Radically different from the traditional structure of hospitals based on medical specialties.
Integrated Practise Unit (IPU) = multidisciplinary team, coordinating all the specialized
knowledge and skills that are needed to address a medical condition.
3. Payment
Payment aligned with value creation: reimbursing care cycles at the level of medical
condition.
Bundled payment instead of multiple separate bills within the same care cycle (i.e. fee-for-
service).
Incentivizing value (not volume).

Value-based payment
• Removing adverse incentives (e.g. for overtreatment)
• Alternative to fee-for-service (Providers are rewarded for volume)
• Instead: rewarding good outcomes & efficiency
1) Rewarding with more patients (Porter)
2) Financial bonus (pay-for-performance)

Value-based competition
• Systematic outcome measurement.
• Excellent providers rewarded with more patients = more patients receiving excellent
care.
• Providers who cannot keep up should restructure or go out of business (which would
be good for patient value!)
The right kind of competition will unleash “dramatic improvements in value” (Porter &
Teisberg 2006: 143).

, Lecture 1.2 – Integrated Practise Units
Integrated Practise Units (IPUs)
• Hospitals and other health care providers are typically organized along the lines of
medical specialties (e.g. neurology, oncology, radiology).
• Porter and colleagues propose a radical reorganization aligned with care cycles for
medical conditions (and the creation of value).
• IPUs are organizational units in which a multidisciplinary team of (dedicated)
professionals and supporting staff are grouped together (and co-located) to
coordinate their interdependent tasks with the overarching goal to improve value for
a particular group of patients.
Confusion about IPUs
• Some miss the crucial point that the concept refers to organizational units.
• Multidisciplinary collaboration is common; IPUs are rare (and maybe even non-
existent in Dutch hospitals).
• Part B: clarifying the meaning of IPUs through Porter (VBHC) and Mintzberg
(organization)

Organizational structures -> Henry Mintzber (1979)
Organizational structure = the way an organization designs its task allocation and
coordination. Organizations have various design ‘knobs’ to turn.
Unit grouping:
• Lines of authority (coordination via supervision)
• Close contact (coordination via informal communication).

Unit grouping
• Function-based grouping = Each line/unit represent a group of people with a
particular set of knowledge and/or skills. -> Units are grouped based on the means
(the functions) of a production process.
• Market-based grouping = Each line/unit represents a group of people that serve a
particular market (e.g. a group of patients) -> units are grouped based on the ends of
a production process (e.g. costumer needs, product charachteristics).
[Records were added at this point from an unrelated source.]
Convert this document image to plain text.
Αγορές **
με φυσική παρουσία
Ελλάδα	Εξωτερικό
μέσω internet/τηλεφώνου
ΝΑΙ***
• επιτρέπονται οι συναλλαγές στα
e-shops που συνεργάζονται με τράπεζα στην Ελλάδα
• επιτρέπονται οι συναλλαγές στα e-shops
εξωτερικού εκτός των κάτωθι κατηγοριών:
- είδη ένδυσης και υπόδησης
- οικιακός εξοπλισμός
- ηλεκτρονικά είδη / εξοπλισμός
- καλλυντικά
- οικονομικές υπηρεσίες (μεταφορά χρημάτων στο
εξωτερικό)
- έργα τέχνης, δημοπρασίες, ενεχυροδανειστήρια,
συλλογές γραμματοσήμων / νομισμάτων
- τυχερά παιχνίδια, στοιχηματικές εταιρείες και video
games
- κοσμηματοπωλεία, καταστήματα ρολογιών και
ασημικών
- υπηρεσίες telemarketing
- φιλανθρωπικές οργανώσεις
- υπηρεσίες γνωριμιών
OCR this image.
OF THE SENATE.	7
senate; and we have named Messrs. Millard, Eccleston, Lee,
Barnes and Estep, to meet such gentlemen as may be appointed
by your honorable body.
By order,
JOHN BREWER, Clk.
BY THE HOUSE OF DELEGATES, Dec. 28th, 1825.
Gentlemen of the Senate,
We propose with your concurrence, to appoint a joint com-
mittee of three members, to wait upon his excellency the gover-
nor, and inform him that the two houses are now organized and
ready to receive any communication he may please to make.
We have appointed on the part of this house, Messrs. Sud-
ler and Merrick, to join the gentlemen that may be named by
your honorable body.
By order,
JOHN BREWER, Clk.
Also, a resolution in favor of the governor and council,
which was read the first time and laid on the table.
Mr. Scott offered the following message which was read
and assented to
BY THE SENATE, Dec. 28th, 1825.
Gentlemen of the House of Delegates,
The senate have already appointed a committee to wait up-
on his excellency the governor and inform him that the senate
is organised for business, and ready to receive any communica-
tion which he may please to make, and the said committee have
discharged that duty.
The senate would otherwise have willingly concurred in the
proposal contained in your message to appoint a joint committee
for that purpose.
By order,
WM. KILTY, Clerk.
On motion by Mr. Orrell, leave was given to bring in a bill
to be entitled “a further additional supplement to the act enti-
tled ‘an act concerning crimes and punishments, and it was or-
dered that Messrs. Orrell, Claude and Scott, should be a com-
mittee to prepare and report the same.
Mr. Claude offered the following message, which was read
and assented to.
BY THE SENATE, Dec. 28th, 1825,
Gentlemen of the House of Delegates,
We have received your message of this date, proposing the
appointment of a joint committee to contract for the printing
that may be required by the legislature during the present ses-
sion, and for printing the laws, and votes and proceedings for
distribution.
The structure of hospitals
• Hospitals typically have a “functional design”: the organizational structure is based on
specialized skills.  Hospitals group their units based on separate functions (means).
Long tradition:
à History of medical specialization
à Increasingly specialized professionals with complex knowledge and skills
à Grouped into specialty-based units (e.g. neurology, oncology).